0.5 # The difference between null and alternative hypotheses

sample_size <- 100 # The number of observations in each group

sd <- 15 # The standard deviation

alpha <- 0.05 # The significance level

# Calculate Type II Error

pwr_result <-

pwr.t.test(

n = sample_size,

d = effect_size / sd,

sig.level = alpha,

type = "two.sample",

alternative = "two.sided"

)

type_II_error <- 1 - pwr_result$power

# Print Type II Error

print(type_II_error)

In this example, we are using the pwr package to calculate the power of the test, and then subtracting it from 1 to obtain the Type II error (β). Remember to adapt the parameters according to your specific problem.

Output

> # Print Type II Error

> print(type_II_error)

[1] 0.9436737

Another example code to calculate Type II error in R

To calculate the Type II error in R, you need to perform a power analysis, which requires several inputs such as sample size, effect size, significance level, and power. Here is an example of how to do it:

# define the sample size

n <- 50

# define the effect size

d <- 0.5

# define the significance level

alpha <- 0.05

# define the power

power <- 0.8

# calculate the critical t-value for the given 

# significance level and degrees of freedom

df <- n - 1

t_crit <- qt(1 - alpha/2, df)

# calculate the non-centrality parameter

ncp <- d * sqrt(n) / sqrt(1 + d^2 / (2*(n-1)))

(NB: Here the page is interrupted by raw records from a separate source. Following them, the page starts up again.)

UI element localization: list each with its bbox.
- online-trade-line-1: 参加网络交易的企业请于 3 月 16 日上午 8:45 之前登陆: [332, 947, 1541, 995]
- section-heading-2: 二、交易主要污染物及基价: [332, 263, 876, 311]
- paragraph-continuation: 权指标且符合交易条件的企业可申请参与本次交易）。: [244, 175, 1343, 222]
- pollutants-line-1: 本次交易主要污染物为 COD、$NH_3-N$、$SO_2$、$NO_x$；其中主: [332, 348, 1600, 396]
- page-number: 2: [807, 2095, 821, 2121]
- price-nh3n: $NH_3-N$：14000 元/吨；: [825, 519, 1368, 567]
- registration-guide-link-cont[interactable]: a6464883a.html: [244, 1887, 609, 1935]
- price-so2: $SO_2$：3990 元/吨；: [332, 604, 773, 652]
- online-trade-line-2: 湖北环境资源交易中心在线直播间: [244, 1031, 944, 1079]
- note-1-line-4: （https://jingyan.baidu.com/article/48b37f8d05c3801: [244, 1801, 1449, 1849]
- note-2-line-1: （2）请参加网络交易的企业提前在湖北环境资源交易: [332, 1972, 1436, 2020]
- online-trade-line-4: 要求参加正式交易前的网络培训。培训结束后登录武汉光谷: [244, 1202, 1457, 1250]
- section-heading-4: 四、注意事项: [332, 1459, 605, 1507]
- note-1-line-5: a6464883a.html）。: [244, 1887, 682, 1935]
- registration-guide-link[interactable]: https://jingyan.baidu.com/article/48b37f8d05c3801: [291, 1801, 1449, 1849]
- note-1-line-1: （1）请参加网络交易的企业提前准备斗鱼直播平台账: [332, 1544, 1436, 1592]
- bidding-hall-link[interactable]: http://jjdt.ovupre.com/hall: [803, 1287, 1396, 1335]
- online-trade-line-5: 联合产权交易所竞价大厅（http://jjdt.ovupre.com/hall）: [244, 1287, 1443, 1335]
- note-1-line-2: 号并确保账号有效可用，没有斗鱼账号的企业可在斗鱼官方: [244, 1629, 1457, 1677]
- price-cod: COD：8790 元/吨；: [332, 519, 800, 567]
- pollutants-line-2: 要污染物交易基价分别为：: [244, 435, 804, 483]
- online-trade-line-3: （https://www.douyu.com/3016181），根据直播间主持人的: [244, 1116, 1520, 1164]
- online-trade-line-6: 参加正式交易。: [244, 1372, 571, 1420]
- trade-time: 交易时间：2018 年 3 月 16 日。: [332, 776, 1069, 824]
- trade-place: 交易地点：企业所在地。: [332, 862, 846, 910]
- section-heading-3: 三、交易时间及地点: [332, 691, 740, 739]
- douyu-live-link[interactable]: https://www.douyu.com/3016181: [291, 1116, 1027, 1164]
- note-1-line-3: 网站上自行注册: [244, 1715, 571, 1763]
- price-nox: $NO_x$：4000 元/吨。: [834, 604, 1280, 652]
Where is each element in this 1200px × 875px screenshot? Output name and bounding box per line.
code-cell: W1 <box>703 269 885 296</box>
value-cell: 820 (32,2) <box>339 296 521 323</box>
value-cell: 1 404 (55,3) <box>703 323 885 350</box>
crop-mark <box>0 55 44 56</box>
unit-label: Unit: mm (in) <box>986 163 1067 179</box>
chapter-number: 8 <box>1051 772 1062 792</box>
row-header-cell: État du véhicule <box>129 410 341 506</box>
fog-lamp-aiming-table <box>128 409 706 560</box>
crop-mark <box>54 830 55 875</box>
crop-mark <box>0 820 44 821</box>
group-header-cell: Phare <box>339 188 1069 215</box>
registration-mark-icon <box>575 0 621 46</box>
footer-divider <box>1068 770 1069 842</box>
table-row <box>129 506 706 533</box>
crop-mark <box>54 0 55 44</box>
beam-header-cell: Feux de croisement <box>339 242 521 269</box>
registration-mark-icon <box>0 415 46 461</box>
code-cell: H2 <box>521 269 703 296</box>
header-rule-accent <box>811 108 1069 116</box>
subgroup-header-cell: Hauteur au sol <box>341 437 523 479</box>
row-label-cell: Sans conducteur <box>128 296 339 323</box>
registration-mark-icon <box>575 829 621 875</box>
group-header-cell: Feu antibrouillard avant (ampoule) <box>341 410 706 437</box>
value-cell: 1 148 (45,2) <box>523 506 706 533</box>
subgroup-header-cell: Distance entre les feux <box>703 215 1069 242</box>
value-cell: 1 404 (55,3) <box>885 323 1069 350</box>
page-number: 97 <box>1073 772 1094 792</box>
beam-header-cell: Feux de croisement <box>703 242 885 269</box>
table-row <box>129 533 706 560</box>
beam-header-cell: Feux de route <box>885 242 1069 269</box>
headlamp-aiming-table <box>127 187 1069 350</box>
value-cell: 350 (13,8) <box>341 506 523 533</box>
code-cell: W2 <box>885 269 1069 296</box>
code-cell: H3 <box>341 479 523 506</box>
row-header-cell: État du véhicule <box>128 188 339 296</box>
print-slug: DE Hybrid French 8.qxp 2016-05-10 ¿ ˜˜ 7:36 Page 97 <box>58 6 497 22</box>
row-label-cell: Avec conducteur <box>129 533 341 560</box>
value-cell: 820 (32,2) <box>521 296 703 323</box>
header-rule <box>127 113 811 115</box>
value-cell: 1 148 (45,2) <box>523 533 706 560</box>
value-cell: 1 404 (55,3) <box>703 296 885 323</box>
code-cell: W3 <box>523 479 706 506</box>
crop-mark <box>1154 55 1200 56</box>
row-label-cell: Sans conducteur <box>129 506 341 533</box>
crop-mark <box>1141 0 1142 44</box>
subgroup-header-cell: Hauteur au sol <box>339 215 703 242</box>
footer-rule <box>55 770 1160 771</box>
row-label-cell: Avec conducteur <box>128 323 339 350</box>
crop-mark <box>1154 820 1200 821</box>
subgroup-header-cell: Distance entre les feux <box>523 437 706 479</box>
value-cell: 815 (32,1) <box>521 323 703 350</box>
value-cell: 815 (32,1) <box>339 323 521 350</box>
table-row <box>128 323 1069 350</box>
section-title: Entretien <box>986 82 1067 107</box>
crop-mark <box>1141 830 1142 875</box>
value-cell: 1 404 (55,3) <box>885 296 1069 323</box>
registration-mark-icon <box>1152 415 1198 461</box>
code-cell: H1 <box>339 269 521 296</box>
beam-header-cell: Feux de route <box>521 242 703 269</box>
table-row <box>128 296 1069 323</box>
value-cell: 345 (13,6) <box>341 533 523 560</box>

# calculate the Type II error rate

1 - pt(t_crit, df, ncp, lower.tail=FALSE)

In this example, we first defined the sample size, effect size, significance level, and power. We then calculated the critical t-value using the qt function, which returns the t-value corresponding to the given significance level and degrees of freedom. We then calculated the non-centrality parameter using the formula ncp = d * sqrt(n) / sqrt(1 + d^2 / (2*(n-1))), which represents the distance between the null hypothesis and the alternative hypothesis in terms of standard errors. Finally, we used the pt function to calculate the probability of observing a t-value greater than the critical t-value under the alternative hypothesis, which represents the Type II error rate.